The stocks at the traders in cities severely impacted by the pandemic continued to mount during the survey period, mainly due to the stagnant logistics, while those in the regions still relatively unscathed declined at a slower pace. Both showed that spot sales were dull last week, a Shanghai-based source said.
However, the room for HRC prices to decline further is limited, as most mills are showing a tendency to firm their offering prices, given the low profit margins they were likely to earn, he added.
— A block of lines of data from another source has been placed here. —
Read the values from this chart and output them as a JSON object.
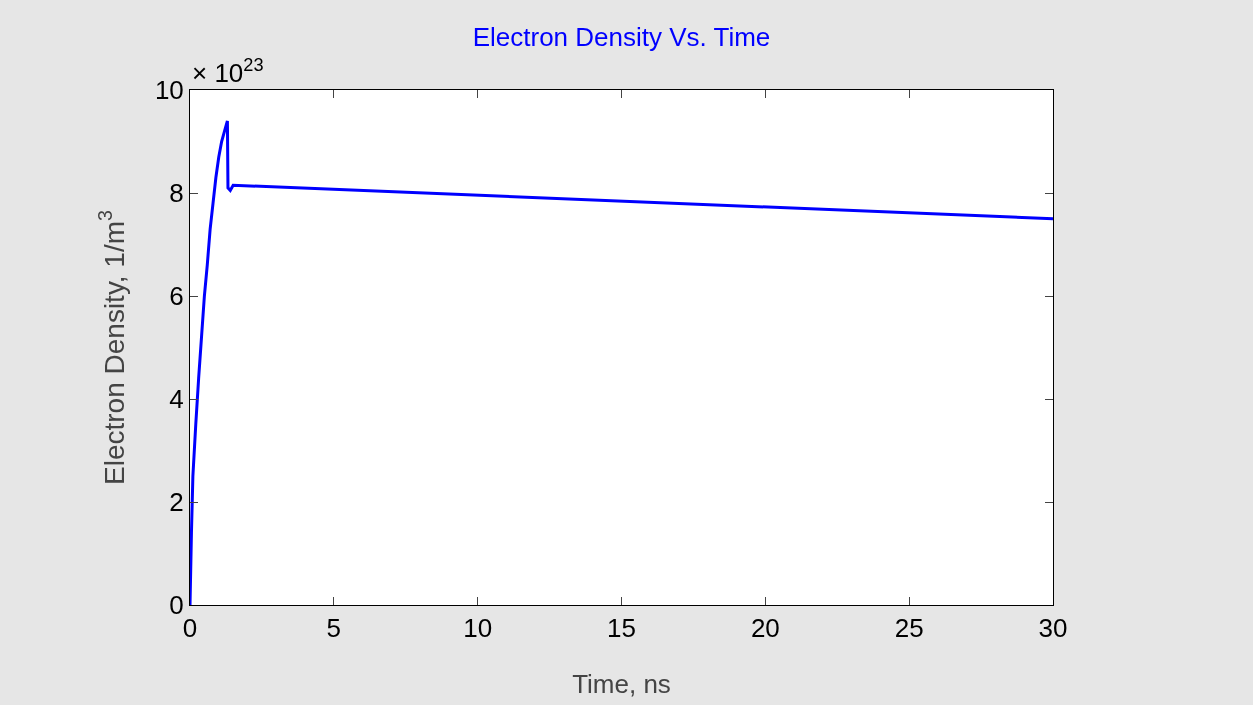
{
  "chart_data": {
    "type": "line",
    "title": "Electron Density Vs. Time",
    "xlabel": "Time, ns",
    "ylabel": "Electron Density, 1/m$^{3}$",
    "annotations": [
      "× 10$^{23}$"
    ],
    "x": [
      0,
      0.05,
      0.1,
      0.2,
      0.3,
      0.4,
      0.5,
      0.6,
      0.7,
      0.8,
      0.9,
      1.0,
      1.1,
      1.2,
      1.3,
      1.32,
      1.4,
      1.5,
      30
    ],
    "series": [
      {
        "color": "#0000ff",
        "values": [
          0,
          1.4,
          2.5,
          3.5,
          4.4,
          5.2,
          6.0,
          6.6,
          7.3,
          7.8,
          8.3,
          8.7,
          9.0,
          9.2,
          9.4,
          8.1,
          8.05,
          8.15,
          7.5
        ]
      }
    ],
    "xlim": [
      0,
      30
    ],
    "xticks": [
      0,
      5,
      10,
      15,
      20,
      25,
      30
    ],
    "ylim": [
      0,
      10
    ],
    "yticks": [
      0,
      2,
      4,
      6,
      8,
      10
    ],
    "grid": false,
    "marker": "none",
    "line_style": "solid"
  }
}
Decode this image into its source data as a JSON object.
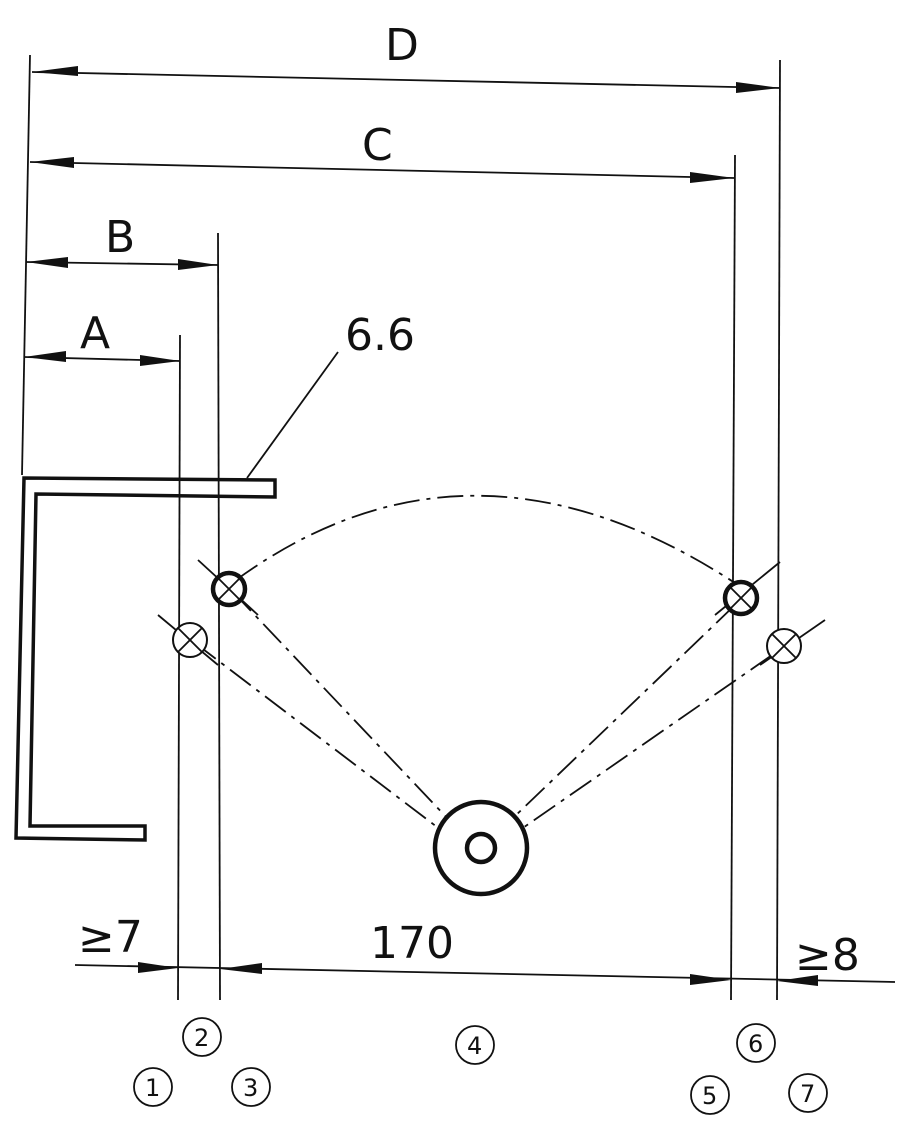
{
  "dimensions": {
    "D": "D",
    "C": "C",
    "B": "B",
    "A": "A",
    "sheet_thickness": "6.6",
    "left_min": "≥7",
    "center_span": "170",
    "right_min": "≥8"
  },
  "positions": [
    "1",
    "2",
    "3",
    "4",
    "5",
    "6",
    "7"
  ]
}
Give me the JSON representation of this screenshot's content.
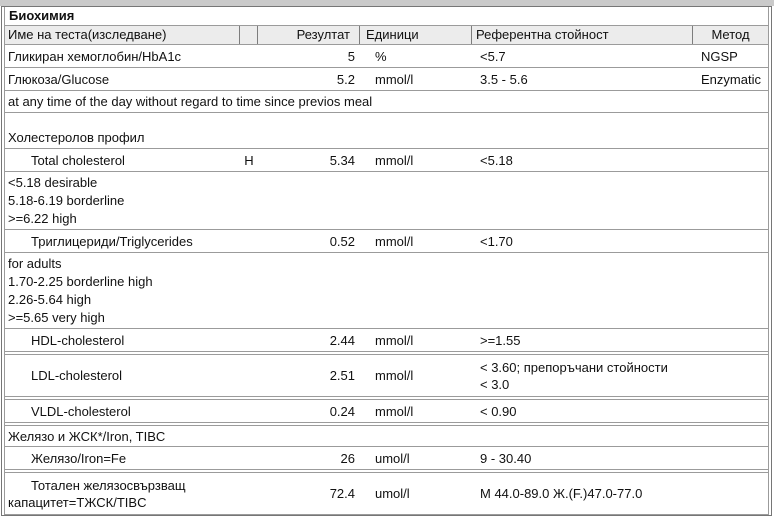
{
  "report": {
    "title": "Биохимия",
    "columns": {
      "name": "Име на теста(изследване)",
      "result": "Резултат",
      "units": "Единици",
      "reference": "Референтна стойност",
      "method": "Метод"
    },
    "colors": {
      "top_band": "#cacaca",
      "header_bg": "#ececec",
      "row_border": "#9b9b9b",
      "outer_border": "#767676",
      "text": "#111111"
    },
    "rows": [
      {
        "type": "test",
        "indent": false,
        "name": "Гликиран хемоглобин/HbA1c",
        "flag": "",
        "result": "5",
        "units": "%",
        "reference": [
          "<5.7"
        ],
        "method": "NGSP"
      },
      {
        "type": "test",
        "indent": false,
        "name": "Глюкоза/Glucose",
        "flag": "",
        "result": "5.2",
        "units": "mmol/l",
        "reference": [
          "3.5 - 5.6"
        ],
        "method": "Enzymatic"
      },
      {
        "type": "note",
        "lines": [
          "at any time of the day without regard to time since previos meal"
        ]
      },
      {
        "type": "section",
        "tall": true,
        "label": "Холестеролов профил"
      },
      {
        "type": "test",
        "indent": true,
        "name": "Total cholesterol",
        "flag": "H",
        "result": "5.34",
        "units": "mmol/l",
        "reference": [
          "<5.18"
        ],
        "method": ""
      },
      {
        "type": "note",
        "lines": [
          "<5.18 desirable",
          "5.18-6.19 borderline",
          ">=6.22 high"
        ]
      },
      {
        "type": "test",
        "indent": true,
        "name": "Триглицериди/Triglycerides",
        "flag": "",
        "result": "0.52",
        "units": "mmol/l",
        "reference": [
          "<1.70"
        ],
        "method": ""
      },
      {
        "type": "note",
        "lines": [
          "for adults",
          "1.70-2.25 borderline high",
          "2.26-5.64 high",
          ">=5.65 very high"
        ]
      },
      {
        "type": "test",
        "indent": true,
        "name": "HDL-cholesterol",
        "flag": "",
        "result": "2.44",
        "units": "mmol/l",
        "reference": [
          ">=1.55"
        ],
        "method": ""
      },
      {
        "type": "gap"
      },
      {
        "type": "test",
        "indent": true,
        "two": true,
        "name": "LDL-cholesterol",
        "flag": "",
        "result": "2.51",
        "units": "mmol/l",
        "reference": [
          "< 3.60; препоръчани стойности",
          "< 3.0"
        ],
        "method": ""
      },
      {
        "type": "gap"
      },
      {
        "type": "test",
        "indent": true,
        "name": "VLDL-cholesterol",
        "flag": "",
        "result": "0.24",
        "units": "mmol/l",
        "reference": [
          "< 0.90"
        ],
        "method": ""
      },
      {
        "type": "gap"
      },
      {
        "type": "section",
        "tall": false,
        "label": "Желязо и ЖСК*/Iron, TIBC"
      },
      {
        "type": "test",
        "indent": true,
        "name": "Желязо/Iron=Fe",
        "flag": "",
        "result": "26",
        "units": "umol/l",
        "reference": [
          "9 - 30.40"
        ],
        "method": ""
      },
      {
        "type": "gap"
      },
      {
        "type": "test",
        "indent": true,
        "two": true,
        "name": "Тотален желязосвързващ капацитет=ТЖСК/TIBC",
        "flag": "",
        "result": "72.4",
        "units": "umol/l",
        "reference": [
          "М 44.0-89.0 Ж.(F.)47.0-77.0"
        ],
        "method": ""
      }
    ]
  }
}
Last week, most deals were concluded by traders rather than end-users, indicating that downstream demand was lackluster. The stocks at the traders are seen growing or declining at a slow pace in the near term, chiefly because of dull demand from end-users and more deliveries from mills in North China, another Shanghai-based source suggested.
Meanwhile, the stocks at the commercial warehouses in the 33 Chinese cities Mysteel tracks grew by 31,400 tonnes or 1.5% on week to 2.4 million tonnes as of April 14. Total hot coil stocks held by the 37 steelmakers Mysteel monitors surged by 4.9% or 46,100 tonnes on week to 992,700 tonnes as of April 13.
HRC output among those 37 mills was assessed at 3.2 million tonnes over April 7-13, increasing for the second week and by another 18,400 tonnes, Mysteel's data showed. Rolling capacity utilization at these mills also edged up by 0.47 percentage point to 82.08% on average during the same period.